Coq proving nonsensical inductive property implication?

0
votes

In IndProp.v from Logical Foundations we have the following inductive property:

Inductive nostutter {X:Type} : list X -> Prop :=
  | nos_nil : nostutter []
  | nos_one : forall x, nostutter [x]
  | nos_cons : forall x h l, nostutter (h :: l) -> (x <> h) -> (nostutter (x :: h :: l)).
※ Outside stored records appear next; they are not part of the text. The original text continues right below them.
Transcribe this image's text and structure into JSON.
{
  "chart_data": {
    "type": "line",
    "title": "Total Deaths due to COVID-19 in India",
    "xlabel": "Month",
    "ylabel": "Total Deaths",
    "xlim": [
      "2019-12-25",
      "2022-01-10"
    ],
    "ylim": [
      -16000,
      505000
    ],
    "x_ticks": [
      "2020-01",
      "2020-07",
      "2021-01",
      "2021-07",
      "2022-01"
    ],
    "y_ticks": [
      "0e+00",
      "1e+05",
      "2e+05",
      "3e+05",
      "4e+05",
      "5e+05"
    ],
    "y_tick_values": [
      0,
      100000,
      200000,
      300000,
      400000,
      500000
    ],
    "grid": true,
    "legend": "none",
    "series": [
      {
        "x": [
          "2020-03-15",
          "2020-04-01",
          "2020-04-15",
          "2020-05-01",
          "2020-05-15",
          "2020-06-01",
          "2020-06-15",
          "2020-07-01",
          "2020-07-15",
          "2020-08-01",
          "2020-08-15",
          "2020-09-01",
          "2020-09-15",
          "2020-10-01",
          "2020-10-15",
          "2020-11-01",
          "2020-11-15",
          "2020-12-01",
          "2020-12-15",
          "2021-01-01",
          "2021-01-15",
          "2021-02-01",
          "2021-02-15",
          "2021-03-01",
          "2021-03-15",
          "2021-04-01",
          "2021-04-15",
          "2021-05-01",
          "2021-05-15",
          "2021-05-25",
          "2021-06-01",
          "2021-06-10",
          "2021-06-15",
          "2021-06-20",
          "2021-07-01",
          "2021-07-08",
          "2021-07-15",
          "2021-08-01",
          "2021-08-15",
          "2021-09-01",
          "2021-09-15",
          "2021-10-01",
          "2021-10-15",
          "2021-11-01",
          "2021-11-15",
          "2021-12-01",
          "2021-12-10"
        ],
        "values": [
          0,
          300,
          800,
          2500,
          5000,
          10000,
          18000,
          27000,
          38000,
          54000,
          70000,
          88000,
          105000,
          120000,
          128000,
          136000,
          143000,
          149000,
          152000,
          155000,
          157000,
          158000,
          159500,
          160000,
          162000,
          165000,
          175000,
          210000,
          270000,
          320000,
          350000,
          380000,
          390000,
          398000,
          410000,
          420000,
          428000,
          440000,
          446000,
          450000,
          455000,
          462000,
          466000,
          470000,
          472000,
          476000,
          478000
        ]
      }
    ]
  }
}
Is it possible to solve this:

1 subgoal
X : Type
x : X
H : nostutter [] -> nostutter [x]
______________________________________(1/1)
False

Presumably one would need some sort of discriminate or contradiction since nostutter [] -> nostutter [x] seems like it makes no sense, but I don't see anything that would allow me to make progress. Is it just not possible to prove?

1
coqcoq-tacticlogical-foundations

1 Answers

3
votes

I think there is some confusion about the meaning of the implication. nostutter [] -> nostutter [x] is a perfectly reasonable hypothesis -- indeed, it is a theorem:

Require Import Coq.Lists.List.
Import ListNotations.

Inductive nostutter {X:Type} : list X -> Prop :=
  | nos_nil : nostutter []
  | nos_one : forall x, nostutter [x]
  | nos_cons : forall x h l, nostutter (h :: l) -> (x <> h) -> (nostutter (x :: h :: l)).

Lemma not_goal {X} (x : X) : @nostutter X [] -> nostutter [x].
Proof. intros _; apply nos_one. Qed.

An implication A -> B says that we can prove B by proving that A is true. If we can prove B without additional hypotheses, as it is the case for nostutter [x], then the implication holds trivially.